Phoebe looks between Jamie and Roy, her eyes asking Roy if it’s okay to believe Jamie and Roy never could resist those eyes. “Go.” He motions towards Jamie and the still silent Santa. She bounds over and the three huddle together as Roy pulls up the camera on his phone.
“Say Jamie!” Jamie tells them as Roy snaps a few pictures. Jamie and Phoebe both thank their mysterious Santa, who continues to be silent, just nodding in response—Roy thinks he’s probably a little bit pissed, to be honest.
“How does Santa deliver all the presents?” Phoebe asks Jamie as they make their way back to their ice cream route, she’s now standing next to Jamie holding his hand. Roy smirks to himself wondering how Jamie’s going to talk himself out of this one.
“It’s magic innit? You can get loads done with magic.” Jamie tells her, his free hand slipping into Roy’s. Unbelievably that seems to be enough logic to sway Phoebe.
“I can’t believe you told her Santa’s not real,” Jamie whispers into Roy’s ear while Phoebe mulls over the potential properties of Santa’s magic.
“She asked! I don’t lie to Phoebe.” He doesn’t, she gets enough bullshit promises from her piece of shit dad.

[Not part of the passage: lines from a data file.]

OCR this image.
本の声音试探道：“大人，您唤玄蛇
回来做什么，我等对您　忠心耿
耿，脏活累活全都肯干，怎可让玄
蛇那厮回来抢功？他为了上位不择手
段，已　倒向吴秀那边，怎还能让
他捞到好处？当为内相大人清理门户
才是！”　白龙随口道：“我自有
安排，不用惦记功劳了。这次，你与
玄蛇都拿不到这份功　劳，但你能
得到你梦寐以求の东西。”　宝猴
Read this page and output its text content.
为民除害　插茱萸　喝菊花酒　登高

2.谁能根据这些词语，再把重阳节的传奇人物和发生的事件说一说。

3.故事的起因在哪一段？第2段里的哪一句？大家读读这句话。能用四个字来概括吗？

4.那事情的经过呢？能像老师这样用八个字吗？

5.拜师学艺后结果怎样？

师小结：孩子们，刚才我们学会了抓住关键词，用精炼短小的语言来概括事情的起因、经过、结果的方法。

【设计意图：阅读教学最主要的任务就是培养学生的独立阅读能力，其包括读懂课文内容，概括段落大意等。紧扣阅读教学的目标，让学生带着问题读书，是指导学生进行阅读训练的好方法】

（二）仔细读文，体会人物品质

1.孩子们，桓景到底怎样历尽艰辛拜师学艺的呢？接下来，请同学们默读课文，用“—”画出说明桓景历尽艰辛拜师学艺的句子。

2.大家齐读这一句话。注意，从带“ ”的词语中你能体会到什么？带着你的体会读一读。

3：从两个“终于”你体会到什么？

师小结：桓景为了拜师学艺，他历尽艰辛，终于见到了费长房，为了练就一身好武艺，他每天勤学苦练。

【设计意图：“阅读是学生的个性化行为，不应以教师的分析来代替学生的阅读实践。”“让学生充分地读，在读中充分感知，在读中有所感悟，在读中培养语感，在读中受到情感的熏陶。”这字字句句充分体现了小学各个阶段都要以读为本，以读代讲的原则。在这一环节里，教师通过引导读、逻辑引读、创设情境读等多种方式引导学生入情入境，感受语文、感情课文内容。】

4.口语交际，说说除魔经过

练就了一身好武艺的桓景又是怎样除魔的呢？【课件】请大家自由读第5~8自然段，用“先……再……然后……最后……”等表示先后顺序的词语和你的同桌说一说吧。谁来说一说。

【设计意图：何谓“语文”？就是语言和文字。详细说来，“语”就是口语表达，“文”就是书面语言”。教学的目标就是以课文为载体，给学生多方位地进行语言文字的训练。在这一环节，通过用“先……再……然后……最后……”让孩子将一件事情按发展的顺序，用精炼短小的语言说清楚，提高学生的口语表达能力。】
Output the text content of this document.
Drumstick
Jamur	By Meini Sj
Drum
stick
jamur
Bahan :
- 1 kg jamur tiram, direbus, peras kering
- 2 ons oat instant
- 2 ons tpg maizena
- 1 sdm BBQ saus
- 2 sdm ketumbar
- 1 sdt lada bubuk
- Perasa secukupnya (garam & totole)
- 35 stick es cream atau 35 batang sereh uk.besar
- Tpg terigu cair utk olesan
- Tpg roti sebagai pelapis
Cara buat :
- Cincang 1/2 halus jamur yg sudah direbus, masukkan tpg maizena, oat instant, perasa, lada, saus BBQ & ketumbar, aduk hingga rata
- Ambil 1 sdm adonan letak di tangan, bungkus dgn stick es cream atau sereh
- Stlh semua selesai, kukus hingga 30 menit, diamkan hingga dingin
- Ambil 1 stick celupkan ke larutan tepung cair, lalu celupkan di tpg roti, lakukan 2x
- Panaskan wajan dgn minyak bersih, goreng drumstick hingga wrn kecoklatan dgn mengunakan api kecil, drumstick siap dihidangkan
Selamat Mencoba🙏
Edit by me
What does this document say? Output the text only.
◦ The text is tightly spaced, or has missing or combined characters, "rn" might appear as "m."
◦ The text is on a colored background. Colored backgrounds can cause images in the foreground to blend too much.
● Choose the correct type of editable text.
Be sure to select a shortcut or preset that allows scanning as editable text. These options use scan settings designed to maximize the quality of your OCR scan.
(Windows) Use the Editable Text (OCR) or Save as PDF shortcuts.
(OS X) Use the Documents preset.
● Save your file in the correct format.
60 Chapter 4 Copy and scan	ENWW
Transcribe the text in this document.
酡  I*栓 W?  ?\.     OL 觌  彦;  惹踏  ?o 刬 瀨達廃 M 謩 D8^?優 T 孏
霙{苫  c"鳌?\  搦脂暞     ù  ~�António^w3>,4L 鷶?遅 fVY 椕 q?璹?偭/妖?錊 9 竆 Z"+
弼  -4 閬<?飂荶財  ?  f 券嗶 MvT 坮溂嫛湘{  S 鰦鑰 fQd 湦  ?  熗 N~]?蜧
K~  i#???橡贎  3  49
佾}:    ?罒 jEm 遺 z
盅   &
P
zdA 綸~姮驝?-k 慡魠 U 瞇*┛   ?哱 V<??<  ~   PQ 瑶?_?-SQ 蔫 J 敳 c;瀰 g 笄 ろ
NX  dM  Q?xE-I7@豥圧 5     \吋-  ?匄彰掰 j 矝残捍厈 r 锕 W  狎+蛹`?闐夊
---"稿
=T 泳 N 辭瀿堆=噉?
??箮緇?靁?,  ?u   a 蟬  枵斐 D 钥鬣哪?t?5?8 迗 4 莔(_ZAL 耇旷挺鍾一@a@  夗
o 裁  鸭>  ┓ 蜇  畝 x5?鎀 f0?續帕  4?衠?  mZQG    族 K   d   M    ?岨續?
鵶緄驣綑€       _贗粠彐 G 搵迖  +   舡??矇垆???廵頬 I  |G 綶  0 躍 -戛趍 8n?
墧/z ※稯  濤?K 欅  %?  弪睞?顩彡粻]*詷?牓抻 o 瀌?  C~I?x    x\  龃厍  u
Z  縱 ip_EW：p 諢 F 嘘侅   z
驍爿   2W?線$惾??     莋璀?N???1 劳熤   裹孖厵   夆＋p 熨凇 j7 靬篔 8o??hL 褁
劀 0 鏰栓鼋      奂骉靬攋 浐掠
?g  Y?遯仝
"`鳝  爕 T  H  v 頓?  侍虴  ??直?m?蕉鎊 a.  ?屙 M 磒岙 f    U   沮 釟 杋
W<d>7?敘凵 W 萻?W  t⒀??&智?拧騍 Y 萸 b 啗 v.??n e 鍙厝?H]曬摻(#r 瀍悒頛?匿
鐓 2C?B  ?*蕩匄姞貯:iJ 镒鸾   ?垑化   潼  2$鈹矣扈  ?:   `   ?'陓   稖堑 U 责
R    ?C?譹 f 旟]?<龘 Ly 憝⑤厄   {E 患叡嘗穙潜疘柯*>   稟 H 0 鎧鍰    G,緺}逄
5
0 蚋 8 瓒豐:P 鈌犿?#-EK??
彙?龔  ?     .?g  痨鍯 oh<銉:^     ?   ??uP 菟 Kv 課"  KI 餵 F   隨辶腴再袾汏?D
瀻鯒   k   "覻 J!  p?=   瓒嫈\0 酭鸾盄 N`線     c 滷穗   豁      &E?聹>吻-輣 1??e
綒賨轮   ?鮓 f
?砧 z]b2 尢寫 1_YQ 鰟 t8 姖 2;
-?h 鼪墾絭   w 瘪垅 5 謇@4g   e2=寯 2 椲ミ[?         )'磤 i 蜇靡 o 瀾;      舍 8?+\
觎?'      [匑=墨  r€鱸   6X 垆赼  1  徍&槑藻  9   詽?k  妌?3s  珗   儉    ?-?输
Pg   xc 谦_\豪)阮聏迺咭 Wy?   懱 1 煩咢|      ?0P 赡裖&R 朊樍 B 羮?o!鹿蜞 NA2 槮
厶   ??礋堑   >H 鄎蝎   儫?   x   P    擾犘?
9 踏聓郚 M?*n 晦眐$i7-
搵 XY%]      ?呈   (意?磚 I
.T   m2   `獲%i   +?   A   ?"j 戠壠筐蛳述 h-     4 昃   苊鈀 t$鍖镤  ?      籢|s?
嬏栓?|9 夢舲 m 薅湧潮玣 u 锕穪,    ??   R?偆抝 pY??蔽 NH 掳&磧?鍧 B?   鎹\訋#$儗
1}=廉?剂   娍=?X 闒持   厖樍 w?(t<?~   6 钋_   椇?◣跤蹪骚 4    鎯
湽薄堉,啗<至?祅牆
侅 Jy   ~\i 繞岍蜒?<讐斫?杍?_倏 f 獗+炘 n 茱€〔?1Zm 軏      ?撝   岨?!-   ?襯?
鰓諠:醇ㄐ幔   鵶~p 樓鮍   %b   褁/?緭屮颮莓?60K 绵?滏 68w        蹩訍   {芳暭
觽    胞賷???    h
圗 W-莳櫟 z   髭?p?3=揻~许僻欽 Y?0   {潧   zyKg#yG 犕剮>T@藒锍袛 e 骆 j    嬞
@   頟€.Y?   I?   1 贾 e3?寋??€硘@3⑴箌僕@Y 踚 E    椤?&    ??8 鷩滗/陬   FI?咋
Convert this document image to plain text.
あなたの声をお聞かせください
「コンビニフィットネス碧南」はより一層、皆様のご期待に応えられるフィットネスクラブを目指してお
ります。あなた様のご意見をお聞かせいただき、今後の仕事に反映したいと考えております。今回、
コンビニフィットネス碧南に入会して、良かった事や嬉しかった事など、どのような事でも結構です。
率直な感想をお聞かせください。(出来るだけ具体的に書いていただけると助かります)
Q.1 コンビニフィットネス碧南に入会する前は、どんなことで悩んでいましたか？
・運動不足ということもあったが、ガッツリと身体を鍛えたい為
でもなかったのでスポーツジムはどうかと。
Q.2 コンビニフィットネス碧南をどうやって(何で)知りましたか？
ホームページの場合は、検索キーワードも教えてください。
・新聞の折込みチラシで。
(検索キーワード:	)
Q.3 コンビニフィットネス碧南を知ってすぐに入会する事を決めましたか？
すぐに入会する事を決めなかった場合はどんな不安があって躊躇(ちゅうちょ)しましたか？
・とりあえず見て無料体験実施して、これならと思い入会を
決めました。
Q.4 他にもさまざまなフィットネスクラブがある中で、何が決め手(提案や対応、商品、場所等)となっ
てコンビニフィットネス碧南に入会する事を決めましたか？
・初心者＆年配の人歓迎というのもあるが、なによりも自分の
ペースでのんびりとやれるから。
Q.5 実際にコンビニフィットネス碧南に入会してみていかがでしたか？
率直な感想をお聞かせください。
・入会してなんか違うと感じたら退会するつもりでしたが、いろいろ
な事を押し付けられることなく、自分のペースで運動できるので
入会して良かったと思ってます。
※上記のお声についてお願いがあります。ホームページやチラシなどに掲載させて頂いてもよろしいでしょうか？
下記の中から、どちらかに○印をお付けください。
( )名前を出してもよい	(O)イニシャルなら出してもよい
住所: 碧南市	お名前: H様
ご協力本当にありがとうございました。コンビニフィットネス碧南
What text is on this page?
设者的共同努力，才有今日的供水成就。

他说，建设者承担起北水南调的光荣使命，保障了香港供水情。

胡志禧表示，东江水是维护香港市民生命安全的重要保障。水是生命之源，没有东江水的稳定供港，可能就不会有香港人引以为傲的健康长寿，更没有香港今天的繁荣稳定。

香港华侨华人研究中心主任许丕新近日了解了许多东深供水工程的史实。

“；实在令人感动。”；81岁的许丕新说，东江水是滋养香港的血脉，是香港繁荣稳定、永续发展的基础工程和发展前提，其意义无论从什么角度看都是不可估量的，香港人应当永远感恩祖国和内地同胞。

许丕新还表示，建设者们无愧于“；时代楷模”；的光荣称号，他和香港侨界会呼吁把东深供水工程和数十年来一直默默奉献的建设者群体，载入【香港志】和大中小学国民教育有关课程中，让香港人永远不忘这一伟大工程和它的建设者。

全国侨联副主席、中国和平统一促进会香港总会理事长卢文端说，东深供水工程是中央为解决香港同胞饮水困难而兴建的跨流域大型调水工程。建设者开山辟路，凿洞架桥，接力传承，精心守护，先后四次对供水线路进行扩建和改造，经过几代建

“Oh really. So when she walked in on us in the kitchen the other day?” Jamie teases, keeping his voice too low for Phoebe to pick. Roy flushes at the memory of Jamie’s tongue on his neck doing sinful things to him as Phoebe had come bounding down the stairs.
“Shut up. That’s different,” Roy grumbles under his breath. Jamie’s grin takes over his whole face. Roy really hates how smug he’s going to be about this.
“Uh-huh.” Jamie leans over to peck Roy on the lips. It’s just a quick press of lips but still leaves Roy wanting more. If only they weren’t on this god-forsaken ice cream quest.
“Prick,” Roy says to cover up how affected he is by Jamie—judging by the look Jamie gives him, it doesn’t work.
“Besides, it's not a lie.” Roy looks questioningly to Jamie—the other man has a beatific smile on his face and his eyes are sparkling with mirth.
“What?” Roy asks, really hoping that Jamie doesn’t mean what he thinks he means.
“Santa. It’s not a lie.” And there it is—maybe Jamie’s only saying this for Phoebe’s benefit but he’s still talking in hushed tones, his face not showing an ounce of humour—the arrow is pointing dangerously close to Jamie being a grown man that believes Santa is real.
“Wait, you don’t believe in Santa?” Roy asks because what the fuck? Jamie is an adult, there is just no way Roy’s fucking someone who still believes in Father fucking Christmas.
“Maybe,” Jamie says in a singsong. He looks like he’s either really enjoying fucking with Roy’s head or like someone who just took a picture with a magical being they totally and completely believe in—and it really pisses Roy off that he can’t tell which it is.
“No. Not maybe.” Roy’s growl is almost subvocal as Jamie ignores him in favour of picking Phoebe up off the ground and swinging her onto his shoulders.
“Come on Phoebs, ice cream awaits.” Jamie sticks his arm out as if he’s holding a sword and they’re heading off on some grand adventure. Jamie does always play the royal steed when Phoebe wants them to play princesses and dragons.
“Jamie! Not maybe!” Roy calls after them as he picks up his pace to keep up with the two children in front of him—infuriated that he’s in love with the one man that never ceases to drive him crazy.